I think my parents, particularly my mother, once thought that I was destined to live a dissolute life. After a certain age while attending public school, I became rather ambivalent about pursuing academic excellence. I was content to stay in my bedroom all day long reading and playing board games.

It drove my folks to utter distraction. They insisted I participate in sports, for which I had little talent or interest. As far as academics went, I rarely ever studied and got by with B’s.

I can even remember being called out of class by teachers and asked what accounted for my dogged indifference to school.

“All of us are talking about it after school and we just can’t understand why a reasonably intelligent kid from a good family is so disengaged,” I recall a couple of teachers relating to me.

Something – I really can’t say what – shook me out of my lethargy after high school graduation. It finally occurred to me that I had one shot at life – one attempt to earn a decent living and to give something back to a society that had treated me reasonably well.

I enrolled in my local state university and applied myself. I not only attended class but also took meticulous notes and read all the assigned reading. I began turning in lots of A’s.

I also got engaged in a number of extracurricular activities – notably the college debate team, which turned out to be one the most rewarding and enlightening experiences of my life.

My parents were a bit incredulous. Yet, I really came to enjoy school. And I developed a keen sense of appreciation for the handful of professors who discerned in me a modicum of talent and began offering encouragement.

I became so caught up in school that I stayed an extra year to earn a second B.A. and then enrolled at another state university to complete my master’s degree.

I ended up finishing a 29-year career as a communications professional at a another public research university reporting on research findings and writing things such as opinion columns for faculty and annual organizational reports for state legislators and other stakeholders. I retired early so that I could return to my real passion: deep reading, which I strive to supplement each day with several hours of disciplined writing.

I will never be rich or famous, but I am quite content and, most of all, I derive a great deal of satisfaction reflecting on how my own hard work and persistence got me to this point.

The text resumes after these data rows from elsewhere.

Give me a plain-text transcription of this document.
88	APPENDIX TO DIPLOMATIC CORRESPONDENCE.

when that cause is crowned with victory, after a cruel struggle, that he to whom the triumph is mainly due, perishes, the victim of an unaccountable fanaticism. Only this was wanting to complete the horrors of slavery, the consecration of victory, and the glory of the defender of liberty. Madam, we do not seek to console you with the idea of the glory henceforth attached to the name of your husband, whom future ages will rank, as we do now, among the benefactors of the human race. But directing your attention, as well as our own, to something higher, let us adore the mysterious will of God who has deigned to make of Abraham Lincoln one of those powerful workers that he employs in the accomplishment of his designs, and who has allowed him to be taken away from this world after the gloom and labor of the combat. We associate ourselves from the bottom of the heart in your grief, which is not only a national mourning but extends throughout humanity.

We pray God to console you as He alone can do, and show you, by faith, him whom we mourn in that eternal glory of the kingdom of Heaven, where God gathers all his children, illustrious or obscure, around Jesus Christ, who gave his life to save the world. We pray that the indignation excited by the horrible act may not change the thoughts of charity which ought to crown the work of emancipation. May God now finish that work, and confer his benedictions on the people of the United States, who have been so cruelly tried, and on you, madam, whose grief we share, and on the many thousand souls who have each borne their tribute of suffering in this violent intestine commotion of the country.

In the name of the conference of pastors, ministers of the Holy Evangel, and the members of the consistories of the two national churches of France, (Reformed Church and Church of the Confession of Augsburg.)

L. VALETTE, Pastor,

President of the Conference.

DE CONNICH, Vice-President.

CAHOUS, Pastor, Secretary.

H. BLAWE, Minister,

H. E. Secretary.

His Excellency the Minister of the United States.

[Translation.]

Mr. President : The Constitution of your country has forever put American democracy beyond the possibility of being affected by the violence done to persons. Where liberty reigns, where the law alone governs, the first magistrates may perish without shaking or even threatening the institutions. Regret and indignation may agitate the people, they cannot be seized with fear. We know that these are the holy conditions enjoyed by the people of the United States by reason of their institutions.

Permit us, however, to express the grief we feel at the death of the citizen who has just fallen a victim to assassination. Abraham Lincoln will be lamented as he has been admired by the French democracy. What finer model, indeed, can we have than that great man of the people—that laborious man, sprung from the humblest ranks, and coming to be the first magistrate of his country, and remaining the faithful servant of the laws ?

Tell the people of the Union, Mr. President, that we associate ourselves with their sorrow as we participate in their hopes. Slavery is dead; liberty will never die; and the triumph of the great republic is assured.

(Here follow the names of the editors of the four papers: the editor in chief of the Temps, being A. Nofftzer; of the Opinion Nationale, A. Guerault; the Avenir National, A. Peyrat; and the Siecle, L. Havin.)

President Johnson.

Not conventionally religious, I am a true believer in something that bestselling author and New York Times columnist David Brooks once observed: that the measure of a person’s life is how easily one in the final days or months of life can lie peacefully and contentedly in one’s sick bed and reflect back on one’s legacy.

That advice was seared into my consciousness and not a day passes without my reflecting on how important it is to make every day count – to prepare for the period of life when I will be confronted this reality.

Yet, I am also reminded of how far I have come – how fortunate I was to shake off the ambivalence and lethargy of my youth. And, yet, when I read accounts such as this about the socialist legacy, I am reminded of how little removed many people are from the dissolute inclinations of my youth.

I recall the collapse of communism in Eastern Europe as if it were yesterday. Moreover, I can still vividly recall the accounts of the gray, shabby drabness that characterized most lives in the former Soviet client states of Eastern Europe.

Yet, the most remarkable thing of all is that there are plenty of people in this country who would be perfectly content to live in such a social order, providing it involved less work but provided a measure of the material goods to which they are accustomed.

I know, because I have succumbed to the same temptation a time or two in my own life. This sort of mediocrity appeals to something deeply embedded in the human psyche. And that, I think, is why socialism possesses such resilience, despite all of its shortcomings and its appalling historical legacy.